Killing Time
I took this shot on a warm afternoon along the South Bank, a place that constantly offers small theatres of human behaviour. What caught my attention wasn’t just the variety of people, but the choreography they seemed to form without knowing it. On the left, a couple stand, the man in mid-turn, the woman absorbed in her phone. In the middle, four figures sit on the pavement, each lost in their own world—two immersed in digital screens, two in books. To the right, two women converse, bodies leaning slightly inward.
The visual anchor is the large poster behind them: an intricate illustration of a face framed by peacock feathers. It doesn’t just provide texture to the wall—it lends an unintended irony, as if this figure is presiding over the mundane, distracted activities below.
From a compositional point of view, the horizontal format works well here, allowing the scene to breathe while keeping the viewer’s gaze moving from one micro-story to the next. The brick wall and poster form a consistent backdrop, giving the human subjects more prominence. The image sits comfortably in the sweet spot between street photography and environmental portraiture.

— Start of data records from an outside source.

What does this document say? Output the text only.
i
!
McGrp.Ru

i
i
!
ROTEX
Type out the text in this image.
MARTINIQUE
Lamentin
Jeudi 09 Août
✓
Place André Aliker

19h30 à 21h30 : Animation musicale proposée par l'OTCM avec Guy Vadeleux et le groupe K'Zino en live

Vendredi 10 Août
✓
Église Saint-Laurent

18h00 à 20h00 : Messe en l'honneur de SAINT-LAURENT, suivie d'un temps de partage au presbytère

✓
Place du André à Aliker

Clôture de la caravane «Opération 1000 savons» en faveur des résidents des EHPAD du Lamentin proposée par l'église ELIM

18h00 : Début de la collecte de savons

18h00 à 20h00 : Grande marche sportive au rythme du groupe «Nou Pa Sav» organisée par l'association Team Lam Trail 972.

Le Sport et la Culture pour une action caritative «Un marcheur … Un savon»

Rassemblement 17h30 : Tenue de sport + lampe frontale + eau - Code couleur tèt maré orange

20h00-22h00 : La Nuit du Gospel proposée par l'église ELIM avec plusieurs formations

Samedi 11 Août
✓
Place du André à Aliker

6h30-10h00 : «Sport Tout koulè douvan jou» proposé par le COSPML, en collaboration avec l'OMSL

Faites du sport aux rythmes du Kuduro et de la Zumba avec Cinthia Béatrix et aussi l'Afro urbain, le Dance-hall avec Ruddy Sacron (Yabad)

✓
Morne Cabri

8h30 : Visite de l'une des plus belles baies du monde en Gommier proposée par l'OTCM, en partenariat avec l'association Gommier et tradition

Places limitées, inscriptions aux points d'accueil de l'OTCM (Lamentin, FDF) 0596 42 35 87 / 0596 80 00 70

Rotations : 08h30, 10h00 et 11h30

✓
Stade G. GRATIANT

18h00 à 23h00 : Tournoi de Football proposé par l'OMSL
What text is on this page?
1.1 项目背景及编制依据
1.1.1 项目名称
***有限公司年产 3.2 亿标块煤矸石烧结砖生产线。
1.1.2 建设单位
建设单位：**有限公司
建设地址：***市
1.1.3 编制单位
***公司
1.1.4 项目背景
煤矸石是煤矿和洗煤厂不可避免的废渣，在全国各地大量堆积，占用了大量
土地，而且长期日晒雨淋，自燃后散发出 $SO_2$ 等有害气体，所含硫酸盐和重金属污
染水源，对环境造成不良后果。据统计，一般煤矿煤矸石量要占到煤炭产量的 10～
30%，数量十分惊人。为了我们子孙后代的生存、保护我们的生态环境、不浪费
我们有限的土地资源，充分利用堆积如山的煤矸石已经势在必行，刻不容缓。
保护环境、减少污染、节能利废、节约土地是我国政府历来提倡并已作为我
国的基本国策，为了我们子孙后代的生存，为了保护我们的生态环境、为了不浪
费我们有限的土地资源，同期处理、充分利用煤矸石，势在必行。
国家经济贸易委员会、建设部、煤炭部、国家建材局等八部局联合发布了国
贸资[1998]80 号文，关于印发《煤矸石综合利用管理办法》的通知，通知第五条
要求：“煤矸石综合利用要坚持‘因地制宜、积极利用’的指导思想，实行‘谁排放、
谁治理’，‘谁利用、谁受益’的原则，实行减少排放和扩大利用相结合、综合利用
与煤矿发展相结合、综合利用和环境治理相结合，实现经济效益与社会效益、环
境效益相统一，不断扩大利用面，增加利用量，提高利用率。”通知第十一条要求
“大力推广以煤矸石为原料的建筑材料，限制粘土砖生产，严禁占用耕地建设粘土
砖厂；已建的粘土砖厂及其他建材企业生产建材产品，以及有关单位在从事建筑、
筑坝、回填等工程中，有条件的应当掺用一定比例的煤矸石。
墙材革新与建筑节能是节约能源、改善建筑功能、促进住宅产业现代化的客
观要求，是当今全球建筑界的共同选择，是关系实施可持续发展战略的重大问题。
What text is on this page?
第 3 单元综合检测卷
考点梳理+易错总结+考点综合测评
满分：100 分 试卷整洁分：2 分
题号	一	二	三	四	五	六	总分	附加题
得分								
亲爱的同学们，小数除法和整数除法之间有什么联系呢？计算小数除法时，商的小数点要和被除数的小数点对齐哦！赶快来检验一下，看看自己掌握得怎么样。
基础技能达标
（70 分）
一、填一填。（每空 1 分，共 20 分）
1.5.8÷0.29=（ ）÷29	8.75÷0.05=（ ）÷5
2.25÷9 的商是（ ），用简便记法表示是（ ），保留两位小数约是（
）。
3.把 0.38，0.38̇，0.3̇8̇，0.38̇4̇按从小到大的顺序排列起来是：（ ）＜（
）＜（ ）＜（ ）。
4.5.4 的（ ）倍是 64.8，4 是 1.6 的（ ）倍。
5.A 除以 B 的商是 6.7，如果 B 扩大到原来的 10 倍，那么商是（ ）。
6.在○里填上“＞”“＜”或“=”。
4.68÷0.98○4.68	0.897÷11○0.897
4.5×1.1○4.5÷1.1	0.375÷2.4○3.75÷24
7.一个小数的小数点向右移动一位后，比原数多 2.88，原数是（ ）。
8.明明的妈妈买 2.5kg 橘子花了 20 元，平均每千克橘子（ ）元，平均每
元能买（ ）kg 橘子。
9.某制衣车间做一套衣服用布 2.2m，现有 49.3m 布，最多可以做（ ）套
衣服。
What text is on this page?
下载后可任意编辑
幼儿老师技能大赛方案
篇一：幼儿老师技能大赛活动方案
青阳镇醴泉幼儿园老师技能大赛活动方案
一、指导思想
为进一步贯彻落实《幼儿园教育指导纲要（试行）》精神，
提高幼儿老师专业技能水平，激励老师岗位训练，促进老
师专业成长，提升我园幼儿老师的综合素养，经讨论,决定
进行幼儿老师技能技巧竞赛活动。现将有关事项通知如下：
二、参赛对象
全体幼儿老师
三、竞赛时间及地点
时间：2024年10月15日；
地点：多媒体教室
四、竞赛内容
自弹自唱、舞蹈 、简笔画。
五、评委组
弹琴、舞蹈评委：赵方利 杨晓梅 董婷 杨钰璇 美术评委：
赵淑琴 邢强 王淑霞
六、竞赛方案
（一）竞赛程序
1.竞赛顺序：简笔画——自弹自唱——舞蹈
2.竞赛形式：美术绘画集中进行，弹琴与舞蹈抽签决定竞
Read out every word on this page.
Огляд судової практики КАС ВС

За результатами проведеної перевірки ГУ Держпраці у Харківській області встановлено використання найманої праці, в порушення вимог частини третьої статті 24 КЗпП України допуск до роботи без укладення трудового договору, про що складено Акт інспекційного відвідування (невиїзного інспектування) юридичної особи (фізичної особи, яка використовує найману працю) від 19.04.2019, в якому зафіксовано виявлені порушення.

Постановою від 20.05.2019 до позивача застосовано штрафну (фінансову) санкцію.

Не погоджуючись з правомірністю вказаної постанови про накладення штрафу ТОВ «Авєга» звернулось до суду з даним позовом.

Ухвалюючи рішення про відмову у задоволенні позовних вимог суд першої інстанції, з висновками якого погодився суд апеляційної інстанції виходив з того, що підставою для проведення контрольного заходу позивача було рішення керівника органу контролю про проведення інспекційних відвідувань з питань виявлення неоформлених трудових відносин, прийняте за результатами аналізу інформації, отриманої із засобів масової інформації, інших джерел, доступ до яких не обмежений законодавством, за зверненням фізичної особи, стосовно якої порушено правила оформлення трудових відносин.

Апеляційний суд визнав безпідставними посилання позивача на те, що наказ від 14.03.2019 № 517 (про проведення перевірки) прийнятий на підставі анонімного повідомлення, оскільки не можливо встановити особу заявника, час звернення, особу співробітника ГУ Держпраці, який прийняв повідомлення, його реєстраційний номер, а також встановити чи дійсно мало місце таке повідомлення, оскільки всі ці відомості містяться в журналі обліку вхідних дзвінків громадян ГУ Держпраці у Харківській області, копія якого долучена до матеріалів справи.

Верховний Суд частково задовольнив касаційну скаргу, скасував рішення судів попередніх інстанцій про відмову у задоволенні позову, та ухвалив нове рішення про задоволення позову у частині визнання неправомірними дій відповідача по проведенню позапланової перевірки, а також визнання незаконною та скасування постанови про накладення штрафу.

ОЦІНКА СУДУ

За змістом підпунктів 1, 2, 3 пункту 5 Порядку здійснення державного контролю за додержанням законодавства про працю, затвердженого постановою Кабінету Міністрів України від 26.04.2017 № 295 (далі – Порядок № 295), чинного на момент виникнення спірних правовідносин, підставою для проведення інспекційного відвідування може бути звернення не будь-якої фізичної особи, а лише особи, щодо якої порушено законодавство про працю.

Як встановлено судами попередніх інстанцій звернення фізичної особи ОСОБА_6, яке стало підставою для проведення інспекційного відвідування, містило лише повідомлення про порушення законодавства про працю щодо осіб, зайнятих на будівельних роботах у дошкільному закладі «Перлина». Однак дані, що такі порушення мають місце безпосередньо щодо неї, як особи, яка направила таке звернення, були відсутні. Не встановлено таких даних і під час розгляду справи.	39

Technically, I had to contend with high-contrast midday light. The exposure favours retaining detail in the shadowed faces without blowing out the highlights in the poster. The shutter speed was fast enough to freeze small gestures without introducing any hint of motion blur. In post, I avoided overly saturating the colours—London light often carries a cooler tone, and I wanted to keep that naturalism intact.
This frame is less about a decisive moment and more about the quiet accumulation of parallel moments—a collective pause in the flow of a busy day, each person privately killing time in their own way.